As the presentation continued, we enjoyed the tasty Paraguayan snacks that were distributed to everyone. Once the slides concluded, the Vice President offered his thanks, and posed a number of intelligent and friendly inquiries. After several personal introductions, he made himself available for both formal and informal pictures. The short meeting stretched to 30 minutes, during which his phone rang a number of times, but the Vice President chose instead to focus on the people in the room.

Vice President Afara’s closing remarks made us all feel appreciated. We walked out of the room and into the corridors, sharing excitedly about our opportunity to meet the second highest political leader of the nation. It took a few moments to realize that important business was transpiring in the surrounding rooms before we settled down into quieter but upbeat exchanges.

After our meeting, we were told that on his last visit to the Leda Settlement he offered the community a much-needed grinding machine for the taro root. While this kind of support is welcomed, it also especially highlighted a new level of recognition by the government and the Leda Settlement. 

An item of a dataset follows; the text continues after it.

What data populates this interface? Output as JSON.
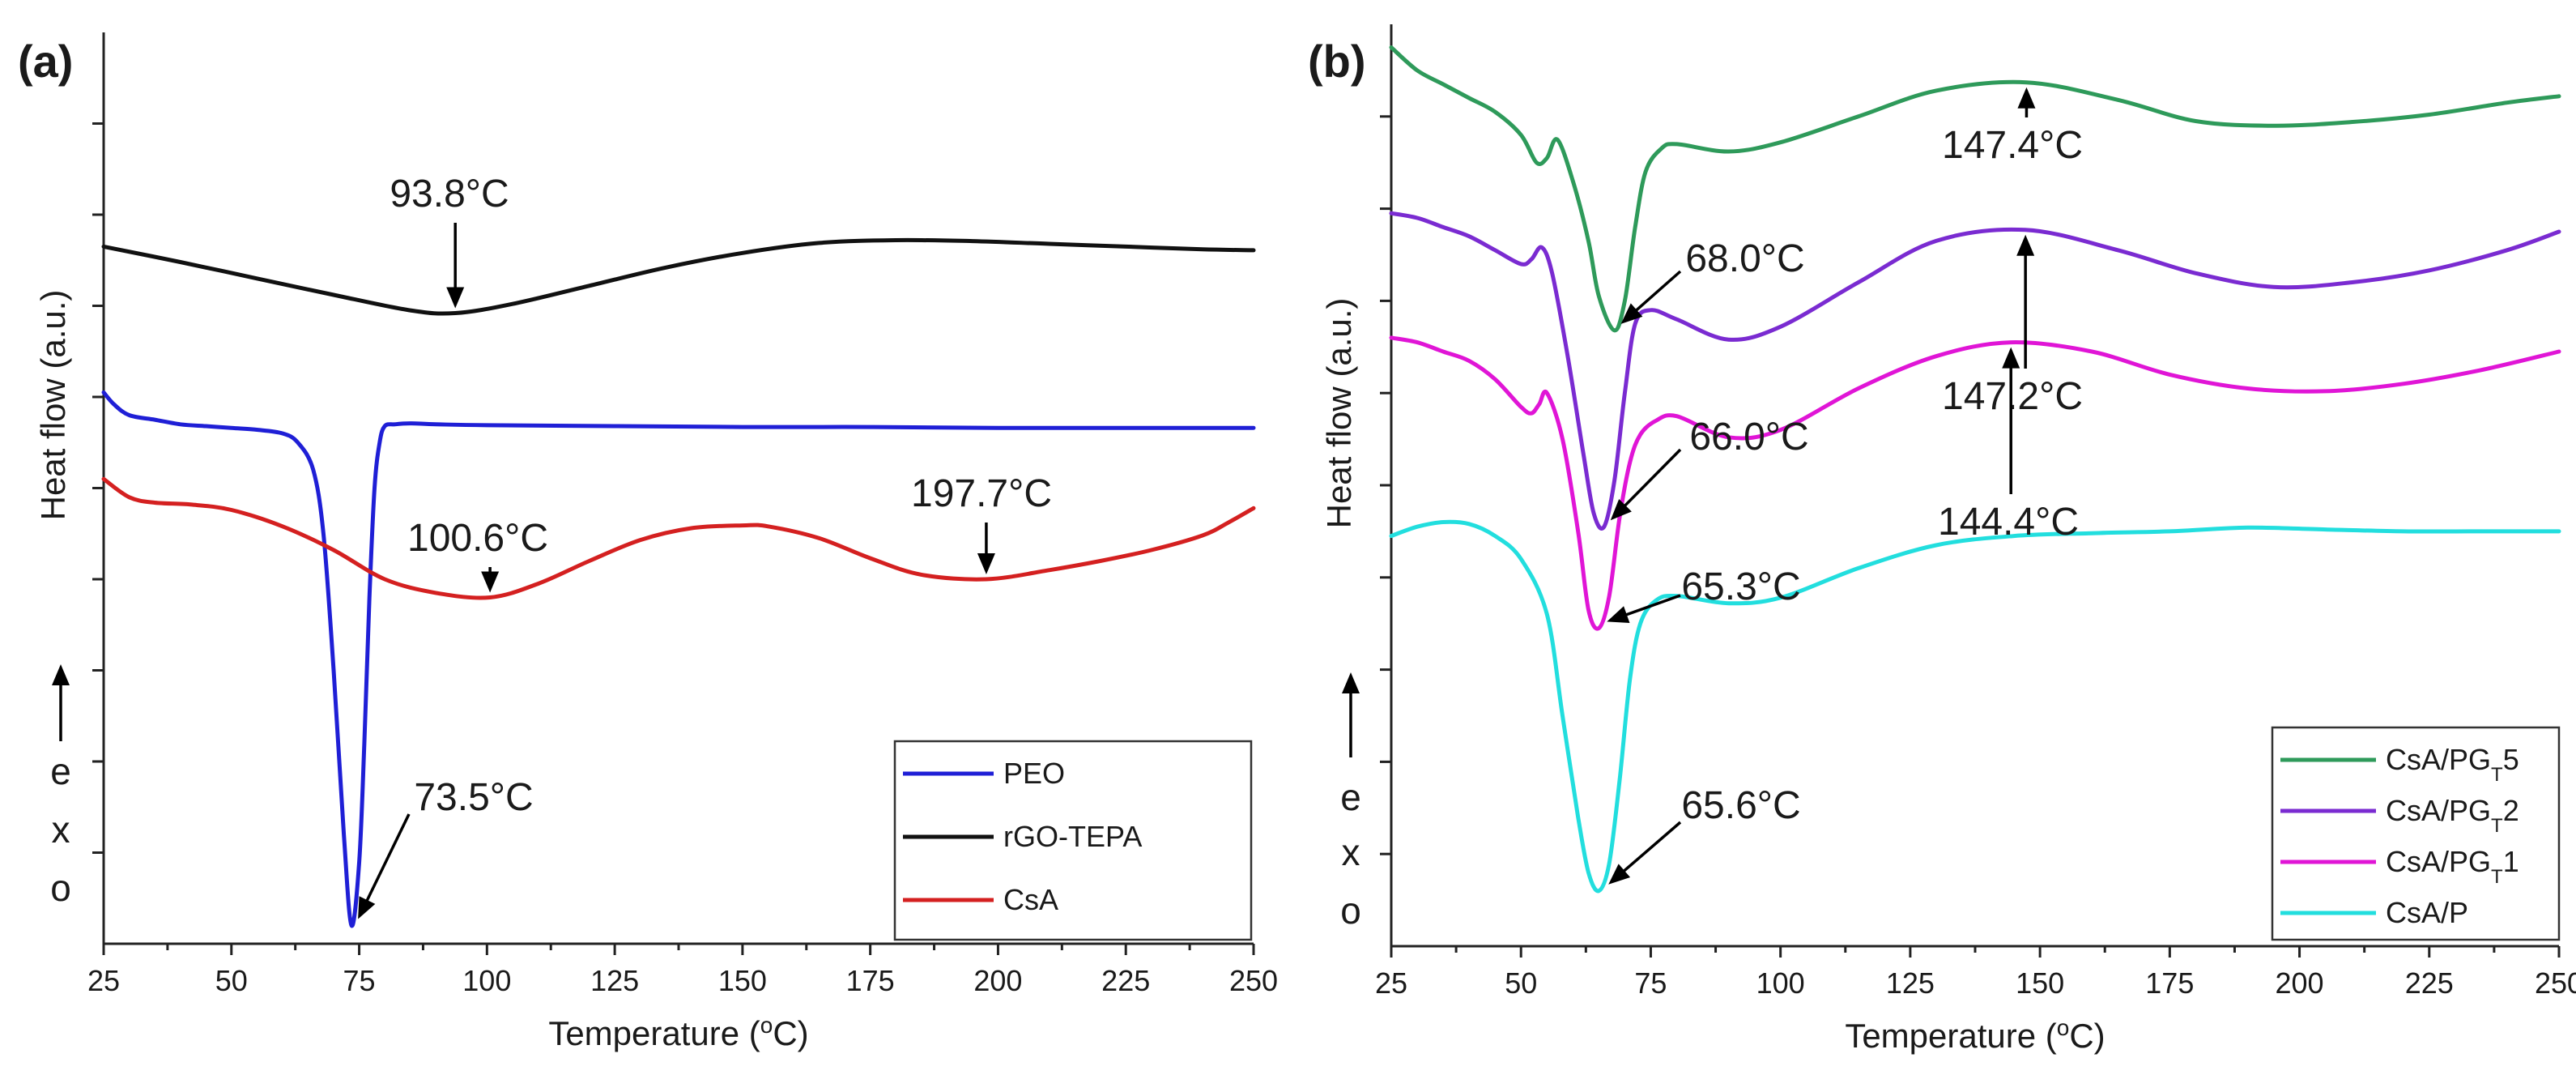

Today, in greater numbers, people at all levels of society are coming to recognize the Leda Settlement’s pioneering efforts as the realization of an important part of Rev. Sun Myung Moon and his wife, Dr. Hak Ja Han Moon’s global vision and inspiration. Rev. and Mrs. Moon’s insights in regard to fighting world hunger have often been overlooked by the media and other sources. Yet, in part, their vision and hopes are finding their fulfillment in the South American nation of Paraguay. It is also the growing hope of people such as Vice President Afara that Rev. and Mrs. Moon’s vision will continue to be substantiated in Paraguay, as well as in many other areas of a world thirsting for peace.